His eyes flicked back to the record of her grades. "You continue to have difficulty in Transfiguration, I see." His class and McGonagall's were the only classes in which the child was not earning top marks.

"I've been working really hard to improve, sir."

With a menacing glare at her and a sharp tug at his sleeve, Snape jerked a button off the cuff and flung it onto the desk between them. "Prove it," he snapped. He'd seen her struggle to turn beetles into buttons; transfiguring a button into a beetle was, arguably, even more difficult. Veronica drew her wand. Leaning forward in her chair, her eyebrows drew down as she frowned in concentration. Murmuring the spell, she tapped the button lightly, then jumped back with a shriek as a large black beetle scuttled towards her. Snape laughed at her surprise. "Not really expecting that to work, were you ?" He corralled the bug, caging it between his fingers. "Now turn it back," he ordered her. With more confidence this time, she complied. Snape reattached the button to his cuff. "Reparo. Very well," he sighed as he scrawled his signature on the permission form. "Just don't overindulge in butterbeer. And if I catch you bringing back dungbombs or any of that other foolishness from Zonko's joke shop," he imbued the words with contempt, "you will find yourself serving detention."

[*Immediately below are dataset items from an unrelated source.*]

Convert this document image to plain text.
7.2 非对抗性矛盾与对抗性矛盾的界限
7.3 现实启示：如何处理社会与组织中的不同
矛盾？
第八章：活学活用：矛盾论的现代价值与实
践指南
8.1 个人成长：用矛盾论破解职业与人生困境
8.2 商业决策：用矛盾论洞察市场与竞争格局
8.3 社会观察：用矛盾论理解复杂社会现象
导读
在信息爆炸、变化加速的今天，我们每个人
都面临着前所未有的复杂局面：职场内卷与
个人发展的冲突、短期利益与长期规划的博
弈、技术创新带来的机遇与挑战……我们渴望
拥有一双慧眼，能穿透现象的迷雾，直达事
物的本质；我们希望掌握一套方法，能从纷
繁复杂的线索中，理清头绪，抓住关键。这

"Oh, no sir. Thank you, Professor." Still she lingered, turning the permission slip in her hands.

"Was there something more you wished to discuss, Miss Stuart ?"

"You were right about my parents," she said abruptly. Snape cocked his head, bemused. "When I told you no one had ever loved me," Veronica elaborated. "You argued that my parents had. I didn't believe it at the time. They never showed much affection." Snape shuffled her grades to one side, waiting for the child to make her point. "I had five brothers, Professor, none of whom lived to see their first birthday."

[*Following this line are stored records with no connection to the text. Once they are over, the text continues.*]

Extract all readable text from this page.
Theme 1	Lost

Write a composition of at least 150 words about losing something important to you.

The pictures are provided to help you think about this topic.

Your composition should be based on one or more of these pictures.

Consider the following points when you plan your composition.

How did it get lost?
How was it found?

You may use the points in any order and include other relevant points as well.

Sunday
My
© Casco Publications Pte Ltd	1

"Infant mortality rates were high back in those days, even among wizards."

"I know it was a great disappointment to my father, not to have an heir. He probably wanted nothing more for me than to make a good marriage," she explained, "but instead he agreed to send me to Hogwarts for an education. Something I'm sure he felt I had absolutely no use for," Veronica said wryly. Snape looked away, remembering his earlier comment. "Anyway, Professor, thinking back on it now, I have to agree with you that my parents did love me, very much. They just weren't able to show it in conventional ways." Her hand slipped across the desk between them. Snape felt her small fingers close over his, briefly. The potions master started to jerk his hand away, but she had already folded hers demurely in her lap again. "It's odd, sir. I'd forgotten so much, over the years I existed as a portrait. It all came back for a while, after you brought me back to life." She smiled at him, that quick smile that lit up her face. "The longer I live in this century, though, the harder it is for me to remember the girl I was in the sixteenth century. It's all starting to fade away. When I think of my father, I can't picture his face any longer. Actually, Professor, when I try, the face I see... is yours."

Veronica jumped up, gathering her books to her chest with a nervous little laugh. "Oh well. I just wanted to tell you that you were right, before I forgot about it completely. Good day, Professor Snape, and thank you for signing the permission slip." Before the dumbfounded Snape could begin to frame a reply, she'd darted from the office.